Embora as estatísticas apontem que a fibromialgia acomete sete mulheres, a partir dos 40 anos, para cada homem, a doença definitivamente não se limita a esse grupo específico de pessoas. Estimativas apontam que a Fibromialgia juvenil afeta, atualmente, nada menos do que de 2% a 6% das crianças em idade escolar, em sua maioria meninas adolescentes. Em geral, essas meninas têm entre 13 e 15 anos.

“A fibromialgia não é uma doença fácil de diagnosticar. O Reumatologista precisa ser experiente. Ainda mais quando se trata de uma paciente adolescente. Poucos médicos iriam avaliar uma menina com 13 anos, com cansaço e dores musculares, como portadora de fibromialgia. Mas o número de adolescentes com a doença vem crescendo e é preciso estar atento a esse fato”, avalia a Reumatologista Elisa Fernandes, do CREB – Centro de Reumatologia e Ortopedia Botafogo.

O número de adolescentes com a doença vem crescendo

Segundo a Dra. Elisa, em geral essas adolescentes chegam ao consultório médico queixando-se de dores difusas generalizadas, dores de cabeça, dificuldade para dormir e sono não reparador, além de dores e cólicas no abdome inferior, déficit cognitivo e sintomas de depressão. “Não é diferente do quadro apresentado por um adulto. Mas muitos médicos teimam em não diagnosticar a fibromialgia, por desconhecimento mesmo. Se já é difícil diagnosticar um adulto com fibromialgia, imagine uma adolescente. Não há critérios específicos para diagnosticar uma criança. Utilizamos os mesmos critérios do American College of Rheumatology para diagnosticar adultos”, alerta.

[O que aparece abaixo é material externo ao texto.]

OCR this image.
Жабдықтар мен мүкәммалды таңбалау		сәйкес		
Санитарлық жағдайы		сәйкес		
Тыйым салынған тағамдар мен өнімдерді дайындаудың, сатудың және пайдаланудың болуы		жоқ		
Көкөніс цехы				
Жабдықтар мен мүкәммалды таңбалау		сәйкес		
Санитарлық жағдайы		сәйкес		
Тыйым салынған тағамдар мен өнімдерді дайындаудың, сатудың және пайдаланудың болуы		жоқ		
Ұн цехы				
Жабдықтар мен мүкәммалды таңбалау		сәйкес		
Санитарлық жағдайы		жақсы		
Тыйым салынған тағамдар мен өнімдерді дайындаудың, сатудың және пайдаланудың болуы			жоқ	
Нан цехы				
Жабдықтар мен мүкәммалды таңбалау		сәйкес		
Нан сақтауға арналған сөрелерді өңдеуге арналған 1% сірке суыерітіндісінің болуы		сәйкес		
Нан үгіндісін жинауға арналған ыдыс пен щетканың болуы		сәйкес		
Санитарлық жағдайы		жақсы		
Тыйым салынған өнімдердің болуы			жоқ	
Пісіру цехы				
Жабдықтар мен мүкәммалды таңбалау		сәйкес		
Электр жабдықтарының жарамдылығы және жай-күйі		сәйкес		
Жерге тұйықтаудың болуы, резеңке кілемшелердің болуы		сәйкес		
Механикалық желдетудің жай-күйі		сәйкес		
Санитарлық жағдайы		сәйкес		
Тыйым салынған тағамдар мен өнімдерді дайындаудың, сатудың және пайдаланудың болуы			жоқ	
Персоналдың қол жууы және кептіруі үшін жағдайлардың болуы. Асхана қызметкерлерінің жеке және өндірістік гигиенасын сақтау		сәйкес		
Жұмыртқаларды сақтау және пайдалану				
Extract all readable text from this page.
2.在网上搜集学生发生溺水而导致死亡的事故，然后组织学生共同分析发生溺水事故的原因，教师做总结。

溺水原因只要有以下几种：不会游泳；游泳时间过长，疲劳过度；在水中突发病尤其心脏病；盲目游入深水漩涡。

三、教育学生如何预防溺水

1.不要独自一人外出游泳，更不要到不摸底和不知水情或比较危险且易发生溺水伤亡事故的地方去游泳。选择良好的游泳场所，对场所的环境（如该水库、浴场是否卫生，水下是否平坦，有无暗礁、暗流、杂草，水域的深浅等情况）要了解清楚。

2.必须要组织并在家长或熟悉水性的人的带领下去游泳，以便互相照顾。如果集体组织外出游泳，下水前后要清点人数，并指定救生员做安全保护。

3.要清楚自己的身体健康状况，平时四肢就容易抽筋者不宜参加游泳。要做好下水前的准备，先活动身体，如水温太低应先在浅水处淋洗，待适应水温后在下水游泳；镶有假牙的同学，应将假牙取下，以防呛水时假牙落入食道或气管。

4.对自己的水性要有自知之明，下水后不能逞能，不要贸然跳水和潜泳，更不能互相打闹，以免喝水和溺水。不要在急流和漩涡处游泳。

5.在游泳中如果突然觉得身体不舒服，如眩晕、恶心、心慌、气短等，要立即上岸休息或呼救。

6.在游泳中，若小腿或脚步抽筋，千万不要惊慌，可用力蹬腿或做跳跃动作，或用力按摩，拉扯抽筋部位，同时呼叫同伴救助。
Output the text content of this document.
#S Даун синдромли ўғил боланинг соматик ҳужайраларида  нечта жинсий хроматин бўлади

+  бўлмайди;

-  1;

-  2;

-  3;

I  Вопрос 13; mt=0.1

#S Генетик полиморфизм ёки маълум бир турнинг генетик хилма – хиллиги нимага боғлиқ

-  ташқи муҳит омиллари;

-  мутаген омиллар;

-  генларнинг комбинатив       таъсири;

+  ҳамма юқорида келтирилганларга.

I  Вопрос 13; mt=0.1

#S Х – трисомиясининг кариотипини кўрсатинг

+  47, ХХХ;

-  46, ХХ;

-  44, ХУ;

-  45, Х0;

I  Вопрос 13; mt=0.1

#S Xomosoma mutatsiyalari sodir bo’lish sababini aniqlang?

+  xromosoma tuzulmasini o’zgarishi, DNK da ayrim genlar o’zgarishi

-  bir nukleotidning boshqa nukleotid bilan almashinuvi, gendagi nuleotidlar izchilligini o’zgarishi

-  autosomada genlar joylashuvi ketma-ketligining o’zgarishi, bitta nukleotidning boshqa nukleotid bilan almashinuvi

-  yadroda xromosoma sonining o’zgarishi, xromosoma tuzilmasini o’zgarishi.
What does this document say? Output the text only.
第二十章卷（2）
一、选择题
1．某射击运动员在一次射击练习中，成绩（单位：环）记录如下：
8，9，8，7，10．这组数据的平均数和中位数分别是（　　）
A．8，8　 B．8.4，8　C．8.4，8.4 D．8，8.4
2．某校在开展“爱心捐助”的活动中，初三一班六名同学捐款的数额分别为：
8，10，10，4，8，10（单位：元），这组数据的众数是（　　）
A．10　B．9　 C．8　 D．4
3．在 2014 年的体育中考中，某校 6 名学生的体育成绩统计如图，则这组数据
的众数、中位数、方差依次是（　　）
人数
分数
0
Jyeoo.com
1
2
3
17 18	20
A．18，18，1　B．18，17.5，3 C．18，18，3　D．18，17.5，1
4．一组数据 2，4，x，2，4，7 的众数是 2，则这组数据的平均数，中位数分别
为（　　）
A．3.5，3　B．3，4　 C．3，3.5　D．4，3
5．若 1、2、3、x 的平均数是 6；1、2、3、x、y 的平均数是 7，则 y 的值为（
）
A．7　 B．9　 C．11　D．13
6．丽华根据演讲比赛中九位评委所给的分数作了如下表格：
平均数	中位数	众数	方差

A reumatologista do CREB diz que o tratamento também segue as mesmas diretrizes utilizadas para os adultos. Além de medicamentos específicos, protocolos que incluem hidroterapia, acupuntura, pilates e RPG poderão ser utilizados, devolvendo à paciente a qualidade de vida perdida. “A atividade física regular orientada é fundamental. Temos tido sucesso no tratamento de adultos e adolescentes, seguimos basicamente as mesmas diretrizes. Vale lembrar que o tratamento é individualizado”, finaliza ela.